À l’origine, un choix coûteux : une flotte diversifiée (Boeing et Embraer) issue de décisions d’achat « improvisées » (2017/2019), qui impose double formation pilotes/mécanos, double stock pièces, double licences, salaires plus élevés et complexité logistique. Sans standardisation ni slots de maintenance sécurisés, l’entreprise est condamnée au bricolage.
La promesse réseau, prise en étau
Relier le nord (Maghreb, Canaries) et le sud (CEDEAO) a du sens pour un pavillon national. Mais l’ambition ne vaut que si elle repose sur la fiabilité : disponibilité flotte, ponctualité, maintenance planifiée, trésorerie assainie. À défaut, chaque extension de réseau augmente l’exposition au cercle vicieux : panne → annulation → location d’urgence → nouvelles dettes → moindre maintenance → nouvelles pannes.
Ce que le rapport exige implicitement
La Cour formule des recommandations classiques (respect du Plan comptable général, provisions, inventaire annuel et valorisation, amortissement par composants, apurement des tiers, recouvrement des créances, amélioration des performances). Traduit en gouvernance, cela implique :
- Assainir la base en 120 jours
Inventaire physique + valorisation par cabinet spécialisé, apurement des dépôts/cautionnements anciens, provision du compte GTBank, correction des réévaluations devises, migration SI finalisée. Publier un tableau d’apurement mensuel. - Revenir au droit
Zéro facture sans NIF, précompte ITS immédiat, plan de règlement fiscal négocié. Revue de tous les contrats de prestataires et appels à concurrence ciblés (mécanique avion). - Réparer la chaîne industrielle
Standardiser la flotte (choisir une famille prioritaire), sécuriser des contrats PBH (Power-By-The-Hour) pour moteurs/composants, verrouiller des créneaux MRO (maintenance) avec garanties limitées et conditionnelles. - Réaligner le réseau
Concentrer la capacité sur 4–6 liaisons cœur, remonter la disponibilité flotte >85 % avant toute extension, privilégier des partages de code plutôt qu’une dispersion de fréquences. - Mettre la transparence au centre
Comité d’audit indépendant, publication trimestrielle d’indicateurs (ponctualité, annulations, heures de vol, disponibilité, dettes fournisseurs, cash), contrats d’objectifs pour la direction liés à 5–6 KPI publics.

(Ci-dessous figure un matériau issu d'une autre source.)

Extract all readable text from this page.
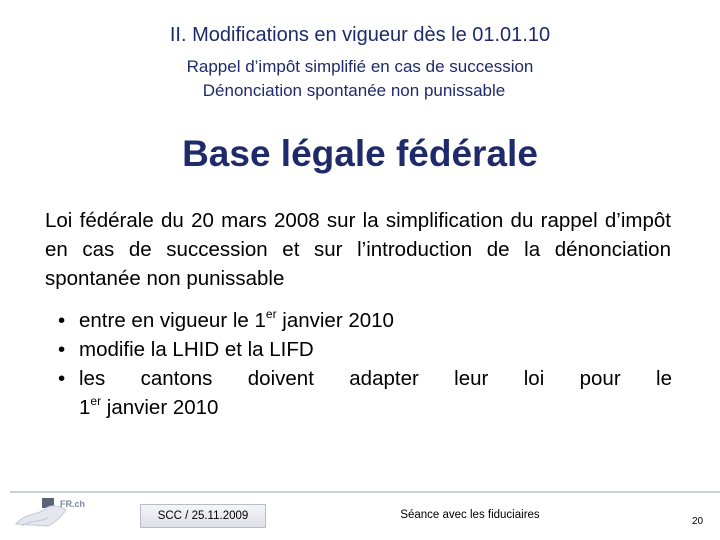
II. Modifications en vigueur dès le 01.01.10
Rappel d’impôt simplifié en cas de succession
Dénonciation spontanée non punissable
Base légale fédérale
Loi fédérale du 20 mars 2008 sur la simplification du rappel d’impôt en cas de succession et sur l’introduction de la dénonciation spontanée non punissable
• entre en vigueur le 1er janvier 2010
• modifie la LHID et la LIFD
• les cantons doivent adapter leur loi pour le
1er janvier 2010
FR.ch
SCC / 25.11.2009	Séance avec les fiduciaires
20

Conclusion : la souveraineté, c’est des procédures qui tiennent
Mauritania Airlines n’est pas condamnée : ce que pointe la Cour est corrigeable. Mais la souveraineté ne se décrète pas par recapitalisation ; elle se prouve par des procédures fiables, des comptes sincères, une flotte standardisée et une discipline qui va du NIF sur facture à l’amortissement par composants. Tant que ces fondamentaux n’existent pas, chaque MRU investi financera l’illusion plus que le redressement.
La vraie réforme commence là : inventorier, provisionner, standardiser, prioriser. Ensuite, seulement, décoller.